Find the points of discontinuity, if any, of the following functions: \[f\left( x \right) = \begin{cases}x^{10} - 1, & \text{ if }  x \leq 1 \\ x^2 , & \text{ if } x > 1\end{cases}\]

Answer 1

Given: `f(x)[{[x^10- 1 ,  \text{ if } ≤ 1],[x^2,\text{ if }    x>1]]`

The given function f is defined at all the points of the real line.

Let c be a point on the real line.

Case I:

if `c< 1, ` then `f(c)=c^10-1` and `lim_(x-> c) f(x)=lim_(x->c)(x^10  -1 )=c^10  -1`

`∴ lim_(x->c)f(x)=f(c)`

Therefore, f is continuous at all points x, such that x < 1

Case II:

If c = 1, then the left hand limit of f at x = 1 is,

`lim_(x->c)f(x)=lim_(x->c)(x^10  -1)=1^10  -1 =1-1=0`

The right hand limit of f at x = 1 is,

`lim_(x->1)f(x)=lim_(x->1)(x^2)=1^2=1`

It is observed that the left and right hand limit of f at x = 1 do not coincide.
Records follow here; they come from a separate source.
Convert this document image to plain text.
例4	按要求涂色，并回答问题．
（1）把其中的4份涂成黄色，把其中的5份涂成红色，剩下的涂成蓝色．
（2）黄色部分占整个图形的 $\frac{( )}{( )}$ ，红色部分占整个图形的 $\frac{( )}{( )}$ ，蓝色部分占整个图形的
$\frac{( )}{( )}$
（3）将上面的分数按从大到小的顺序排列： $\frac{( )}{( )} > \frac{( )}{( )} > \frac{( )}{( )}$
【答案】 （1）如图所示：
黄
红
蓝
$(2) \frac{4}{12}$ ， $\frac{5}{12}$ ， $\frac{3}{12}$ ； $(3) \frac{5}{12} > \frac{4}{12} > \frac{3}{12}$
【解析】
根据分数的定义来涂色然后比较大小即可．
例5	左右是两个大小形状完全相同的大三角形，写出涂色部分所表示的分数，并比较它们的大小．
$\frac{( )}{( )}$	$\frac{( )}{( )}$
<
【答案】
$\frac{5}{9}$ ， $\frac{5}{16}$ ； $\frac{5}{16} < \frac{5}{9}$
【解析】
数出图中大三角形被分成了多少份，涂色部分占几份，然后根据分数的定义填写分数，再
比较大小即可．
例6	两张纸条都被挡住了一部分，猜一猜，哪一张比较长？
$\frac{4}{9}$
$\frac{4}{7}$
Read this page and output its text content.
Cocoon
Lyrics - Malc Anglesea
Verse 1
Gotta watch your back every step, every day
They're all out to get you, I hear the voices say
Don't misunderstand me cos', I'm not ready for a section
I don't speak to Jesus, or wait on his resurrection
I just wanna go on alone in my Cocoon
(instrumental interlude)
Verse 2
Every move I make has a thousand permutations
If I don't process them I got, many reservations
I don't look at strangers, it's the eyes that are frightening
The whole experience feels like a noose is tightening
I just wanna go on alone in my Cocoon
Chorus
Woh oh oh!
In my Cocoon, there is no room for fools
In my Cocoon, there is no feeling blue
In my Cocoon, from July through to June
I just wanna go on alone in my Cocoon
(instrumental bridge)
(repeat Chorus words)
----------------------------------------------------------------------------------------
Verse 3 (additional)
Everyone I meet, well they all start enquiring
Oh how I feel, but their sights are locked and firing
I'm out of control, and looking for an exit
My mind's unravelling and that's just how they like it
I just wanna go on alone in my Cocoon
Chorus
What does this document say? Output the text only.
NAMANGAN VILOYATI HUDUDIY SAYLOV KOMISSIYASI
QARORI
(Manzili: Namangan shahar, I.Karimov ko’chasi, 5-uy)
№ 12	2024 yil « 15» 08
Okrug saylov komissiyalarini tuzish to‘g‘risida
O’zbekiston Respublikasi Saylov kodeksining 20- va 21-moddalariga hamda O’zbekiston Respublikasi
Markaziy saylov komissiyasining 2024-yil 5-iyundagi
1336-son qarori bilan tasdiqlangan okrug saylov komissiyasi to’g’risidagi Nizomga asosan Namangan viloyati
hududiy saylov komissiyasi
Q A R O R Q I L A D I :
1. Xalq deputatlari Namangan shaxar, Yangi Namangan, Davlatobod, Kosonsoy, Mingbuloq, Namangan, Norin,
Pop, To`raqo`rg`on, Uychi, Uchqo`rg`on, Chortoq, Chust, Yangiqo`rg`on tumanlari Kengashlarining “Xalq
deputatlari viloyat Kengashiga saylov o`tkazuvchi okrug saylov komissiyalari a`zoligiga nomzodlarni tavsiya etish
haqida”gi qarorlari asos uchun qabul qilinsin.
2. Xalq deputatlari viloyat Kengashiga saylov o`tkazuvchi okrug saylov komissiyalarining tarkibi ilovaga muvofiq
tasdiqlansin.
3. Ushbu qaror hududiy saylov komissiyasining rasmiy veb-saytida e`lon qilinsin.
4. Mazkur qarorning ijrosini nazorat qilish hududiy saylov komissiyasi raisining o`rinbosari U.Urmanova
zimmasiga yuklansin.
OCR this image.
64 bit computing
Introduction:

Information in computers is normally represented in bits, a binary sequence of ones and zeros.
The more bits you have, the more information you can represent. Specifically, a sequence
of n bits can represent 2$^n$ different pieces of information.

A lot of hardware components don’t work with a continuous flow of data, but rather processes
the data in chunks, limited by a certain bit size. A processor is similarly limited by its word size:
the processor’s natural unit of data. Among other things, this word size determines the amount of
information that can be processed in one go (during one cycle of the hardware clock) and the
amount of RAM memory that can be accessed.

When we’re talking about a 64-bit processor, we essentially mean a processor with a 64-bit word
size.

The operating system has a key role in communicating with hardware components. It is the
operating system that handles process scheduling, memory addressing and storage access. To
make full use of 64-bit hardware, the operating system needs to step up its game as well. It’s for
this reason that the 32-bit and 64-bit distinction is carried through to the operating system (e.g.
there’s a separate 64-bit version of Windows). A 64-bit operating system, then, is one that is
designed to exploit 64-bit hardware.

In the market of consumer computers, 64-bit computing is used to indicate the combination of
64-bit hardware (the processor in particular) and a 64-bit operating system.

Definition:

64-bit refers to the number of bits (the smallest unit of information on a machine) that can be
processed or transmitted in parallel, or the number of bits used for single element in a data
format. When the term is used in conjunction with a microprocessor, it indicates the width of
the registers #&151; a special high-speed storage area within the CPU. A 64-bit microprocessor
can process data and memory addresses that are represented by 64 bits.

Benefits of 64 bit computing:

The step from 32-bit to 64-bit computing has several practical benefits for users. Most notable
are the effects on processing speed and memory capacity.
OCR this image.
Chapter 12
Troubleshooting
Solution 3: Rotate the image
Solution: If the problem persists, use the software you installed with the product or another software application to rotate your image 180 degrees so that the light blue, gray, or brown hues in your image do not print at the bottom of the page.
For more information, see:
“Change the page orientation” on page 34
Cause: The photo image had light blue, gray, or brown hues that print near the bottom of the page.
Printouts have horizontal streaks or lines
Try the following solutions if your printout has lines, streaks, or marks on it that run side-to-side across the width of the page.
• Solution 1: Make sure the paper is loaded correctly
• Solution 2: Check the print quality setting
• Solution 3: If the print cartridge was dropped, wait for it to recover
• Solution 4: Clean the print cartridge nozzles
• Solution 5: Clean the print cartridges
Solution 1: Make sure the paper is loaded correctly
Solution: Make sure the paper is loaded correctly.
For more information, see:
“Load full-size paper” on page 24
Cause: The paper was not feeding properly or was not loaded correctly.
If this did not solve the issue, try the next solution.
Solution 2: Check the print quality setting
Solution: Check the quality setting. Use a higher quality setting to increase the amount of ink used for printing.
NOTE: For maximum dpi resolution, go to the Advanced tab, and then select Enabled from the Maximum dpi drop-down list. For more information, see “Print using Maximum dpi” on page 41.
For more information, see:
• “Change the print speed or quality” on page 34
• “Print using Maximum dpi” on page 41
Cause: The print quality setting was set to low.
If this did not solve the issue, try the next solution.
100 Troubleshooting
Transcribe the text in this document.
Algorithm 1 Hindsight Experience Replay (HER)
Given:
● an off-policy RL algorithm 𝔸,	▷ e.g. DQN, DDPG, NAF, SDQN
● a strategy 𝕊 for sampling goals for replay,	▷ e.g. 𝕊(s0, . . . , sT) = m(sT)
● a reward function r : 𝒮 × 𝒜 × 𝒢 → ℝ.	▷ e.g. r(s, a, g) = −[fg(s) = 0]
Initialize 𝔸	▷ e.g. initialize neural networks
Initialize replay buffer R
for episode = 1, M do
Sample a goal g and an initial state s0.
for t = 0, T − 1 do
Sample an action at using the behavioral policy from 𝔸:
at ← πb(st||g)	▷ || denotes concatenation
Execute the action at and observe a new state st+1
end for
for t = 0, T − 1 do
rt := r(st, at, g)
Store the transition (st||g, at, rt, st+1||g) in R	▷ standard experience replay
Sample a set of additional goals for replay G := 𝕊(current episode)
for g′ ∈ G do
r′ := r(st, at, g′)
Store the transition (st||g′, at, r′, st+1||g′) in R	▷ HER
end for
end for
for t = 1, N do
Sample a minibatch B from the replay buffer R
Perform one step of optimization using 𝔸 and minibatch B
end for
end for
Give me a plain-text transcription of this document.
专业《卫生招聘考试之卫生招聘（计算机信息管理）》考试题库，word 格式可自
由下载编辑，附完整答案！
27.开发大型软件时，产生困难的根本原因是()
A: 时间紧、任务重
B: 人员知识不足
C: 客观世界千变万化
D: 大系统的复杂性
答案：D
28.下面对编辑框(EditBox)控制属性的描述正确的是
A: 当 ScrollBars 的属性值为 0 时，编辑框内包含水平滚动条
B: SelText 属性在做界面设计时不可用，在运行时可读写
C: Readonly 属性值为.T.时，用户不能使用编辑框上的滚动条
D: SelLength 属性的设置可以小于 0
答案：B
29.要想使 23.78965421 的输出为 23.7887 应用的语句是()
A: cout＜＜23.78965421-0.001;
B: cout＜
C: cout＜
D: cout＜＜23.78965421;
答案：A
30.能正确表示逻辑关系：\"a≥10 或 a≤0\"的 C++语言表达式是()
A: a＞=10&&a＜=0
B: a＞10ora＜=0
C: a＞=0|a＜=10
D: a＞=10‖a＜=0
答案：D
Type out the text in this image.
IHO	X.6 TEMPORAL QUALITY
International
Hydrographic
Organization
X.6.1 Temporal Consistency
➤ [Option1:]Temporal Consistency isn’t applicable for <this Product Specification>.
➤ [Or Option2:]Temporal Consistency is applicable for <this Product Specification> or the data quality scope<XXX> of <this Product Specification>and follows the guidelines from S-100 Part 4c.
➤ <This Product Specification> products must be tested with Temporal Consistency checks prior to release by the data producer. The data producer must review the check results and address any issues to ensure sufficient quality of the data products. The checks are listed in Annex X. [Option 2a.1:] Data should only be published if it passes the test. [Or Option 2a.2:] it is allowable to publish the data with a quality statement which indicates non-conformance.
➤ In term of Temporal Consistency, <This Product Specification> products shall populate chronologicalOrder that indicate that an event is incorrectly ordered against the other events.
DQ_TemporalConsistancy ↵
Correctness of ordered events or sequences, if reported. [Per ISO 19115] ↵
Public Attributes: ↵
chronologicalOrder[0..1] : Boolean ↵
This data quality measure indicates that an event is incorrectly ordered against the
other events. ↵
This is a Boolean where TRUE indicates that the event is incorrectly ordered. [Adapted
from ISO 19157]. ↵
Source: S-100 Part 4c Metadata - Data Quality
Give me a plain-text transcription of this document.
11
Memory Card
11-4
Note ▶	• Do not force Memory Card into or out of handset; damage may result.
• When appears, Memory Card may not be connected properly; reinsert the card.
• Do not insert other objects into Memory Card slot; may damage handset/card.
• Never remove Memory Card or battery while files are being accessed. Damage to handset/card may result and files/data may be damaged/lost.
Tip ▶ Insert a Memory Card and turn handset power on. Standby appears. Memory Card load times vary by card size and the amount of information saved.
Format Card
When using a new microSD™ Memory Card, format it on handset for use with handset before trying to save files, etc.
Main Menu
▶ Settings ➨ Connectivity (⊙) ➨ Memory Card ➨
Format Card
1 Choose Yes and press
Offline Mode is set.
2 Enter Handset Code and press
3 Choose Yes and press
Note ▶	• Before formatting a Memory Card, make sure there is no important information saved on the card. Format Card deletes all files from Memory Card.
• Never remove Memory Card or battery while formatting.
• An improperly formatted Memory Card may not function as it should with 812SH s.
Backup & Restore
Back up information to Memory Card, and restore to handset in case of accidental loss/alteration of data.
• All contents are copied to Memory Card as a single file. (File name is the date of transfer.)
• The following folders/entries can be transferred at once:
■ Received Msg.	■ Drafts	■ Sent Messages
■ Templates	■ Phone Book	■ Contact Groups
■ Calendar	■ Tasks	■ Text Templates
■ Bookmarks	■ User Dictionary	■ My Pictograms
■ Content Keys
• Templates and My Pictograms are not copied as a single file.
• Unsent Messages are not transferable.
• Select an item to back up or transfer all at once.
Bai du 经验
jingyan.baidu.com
Therefore, f is not continuous at x = 1

Case III:

`if c>1, " then "  f(c)=c^2`

`lim_(x->c)f(x)=lim_(x->c)f(c)=c^2`

`∴lim_(x->c)f(x)=f(c)`

Therefore, f is continuous at all points x, such that x > 1

Thus, from the above observation, it can be concluded that x = 1 is the only point of discontinuity of f.